Алик? – донесся истеричный голос нового техника телецентра Оксаны Грязевой, дочки Фазановой, которую та попросила принять на освободившееся место.
– Да, – уже почти своим голосом ответил Алик.
– Тут на телецентр рвутся Павшин и Задрин, оба пьяные в стельку, требуют открыть, – нервозно затараторила Грязева. – Я тут одна и боюсь. Они могут меня попортить, а мне замуж. Угрожают, что если я не открою, то меня уволят.
Алик вспомнил лицо Грязевой, и ему стало плохо.
«Видно, они совсем перепились», – подумал он и уже своим голосом сказал:
– Передай им трубку.
Проход на телецентр преграждала решетчатая металлическая дверь, за которой Грязева сидела как желанный, но недоступный зверь. Телефон быстро оказался на другой стороне.
– Нам срочно нужно на телецентр, по работе, – в трубке раздался пьяно-веселый голос Павшина.
– Зачем? – спросил Алик.
– Я тут с Задриным. Надо передатчики проверить, – еле выговаривая слова, произнес Павшин.
– Вы пьяны и идите домой. Завтра проверите, если есть нужда, – ответил Алик.
– Мы не пьяны, – начал куражиться Павшин. – Врет она. Приехали по работе.
– Разговор закончен. Идите по домам, и передай трубку Оксане, – попросил Алик.
– Они пьяные, я их боюсь пускать, – повторила Грязева.
– И не пускай, – ответил Алик. – Иди в свою комнату…
***
Телерадиокомпания маленького нефтяного города оказалась настоящей стихией. Если не ломались передатчики, то ломались компьютеры, если сотрудники не выпивали, то не было творческого вдохновения даже на создание творений, не требовавших душевных усилий.
***
Еженедельно Алик собирал журналистов на так называемые планерки, раздавал задания и собирал личные планы. В заданиях он учитывал интересы администрации маленького нефтяного города и надеялся, что личные планы журналистов, будут связаны с их жизнью, проблемами, наблюдениями, хобби,… но ритм сердцам телевизионщиков задавала все та же администрация, ее подведомственные организации и пресс-служба нефтяной компании.
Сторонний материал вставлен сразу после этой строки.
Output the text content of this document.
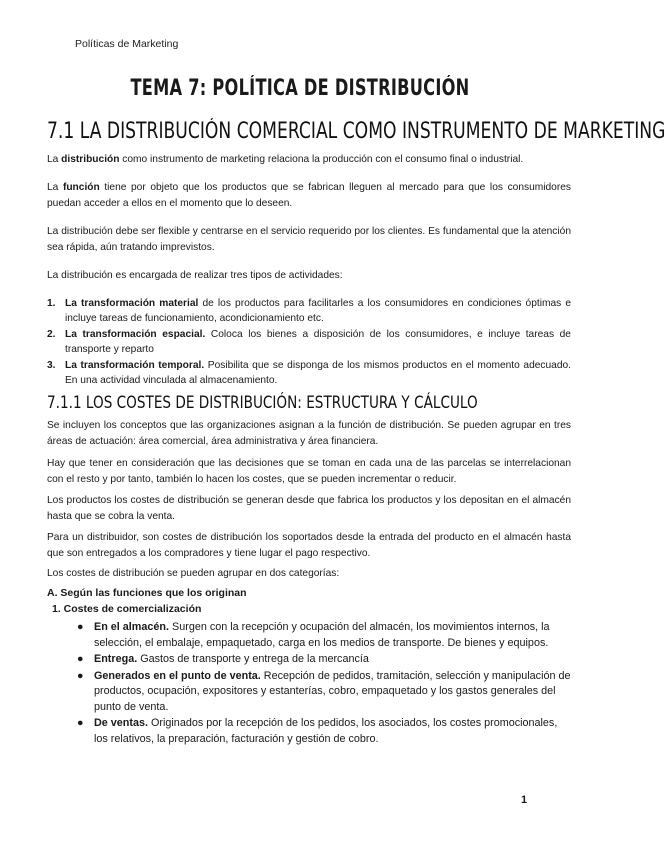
Políticas de Marketing
TEMA 7: POLÍTICA DE DISTRIBUCIÓN
7.1 LA DISTRIBUCIÓN COMERCIAL COMO INSTRUMENTO DE MARKETING
La distribución como instrumento de marketing relaciona la producción con el consumo final o industrial.
La función tiene por objeto que los productos que se fabrican lleguen al mercado para que los consumidores puedan acceder a ellos en el momento que lo deseen.
La distribución debe ser flexible y centrarse en el servicio requerido por los clientes. Es fundamental que la atención sea rápida, aún tratando imprevistos.
La distribución es encargada de realizar tres tipos de actividades:
1. La transformación material de los productos para facilitarles a los consumidores en condiciones óptimas e incluye tareas de funcionamiento, acondicionamiento etc.
2. La transformación espacial. Coloca los bienes a disposición de los consumidores, e incluye tareas de transporte y reparto
3. La transformación temporal. Posibilita que se disponga de los mismos productos en el momento adecuado. En una actividad vinculada al almacenamiento.
7.1.1 LOS COSTES DE DISTRIBUCIÓN: ESTRUCTURA Y CÁLCULO
Se incluyen los conceptos que las organizaciones asignan a la función de distribución. Se pueden agrupar en tres áreas de actuación: área comercial, área administrativa y área financiera.
Hay que tener en consideración que las decisiones que se toman en cada una de las parcelas se interrelacionan con el resto y por tanto, también lo hacen los costes, que se pueden incrementar o reducir.
Los productos los costes de distribución se generan desde que fabrica los productos y los depositan en el almacén hasta que se cobra la venta.
Para un distribuidor, son costes de distribución los soportados desde la entrada del producto en el almacén hasta que son entregados a los compradores y tiene lugar el pago respectivo.
Los costes de distribución se pueden agrupar en dos categorías:
A. Según las funciones que los originan
1. Costes de comercialización
● En el almacén. Surgen con la recepción y ocupación del almacén, los movimientos internos, la selección, el embalaje, empaquetado, carga en los medios de transporte. De bienes y equipos.
● Entrega. Gastos de transporte y entrega de la mercancía
● Generados en el punto de venta. Recepción de pedidos, tramitación, selección y manipulación de productos, ocupación, expositores y estanterías, cobro, empaquetado y los gastos generales del punto de venta.
● De ventas. Originados por la recepción de los pedidos, los asociados, los costes promocionales, los relativos, la preparación, facturación y gestión de cobro.
1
– Мне хотелось бы создать из телевидения подобие городской газеты, какой она была до Квашнякова, – говорил он. – Я бы хотел видеть на экране боль и чаяния простых людей, а не отчеты пресс-служб. Вы живете в этом городе, ходите в обычные магазины, занимаете типичные квартиры, лечитесь у рядовых врачей… Даже официальные сюжеты можно подавать с точки зрения пользы или не пользы для простого человека, а не в виде пустого отчета.
– Нас учили муниципальному подходу, – вставил слово Павшин.
– Хочу, чтобы мы изменили этот подход, – попросил Алик.
– А по шее не получим? – высказал опасение Пухленко.
– Вас уволить могу только я, – объяснил Алик. – Вам в какой-то степени повезло, что меня назначили начальником. Я не хочу ограничивать вашу свободу.
Журналисты выслушивали и продолжали работать, как привыкли.
***
Между прошлым и будущим
«Пока есть движение, есть шанс встретить рассвет».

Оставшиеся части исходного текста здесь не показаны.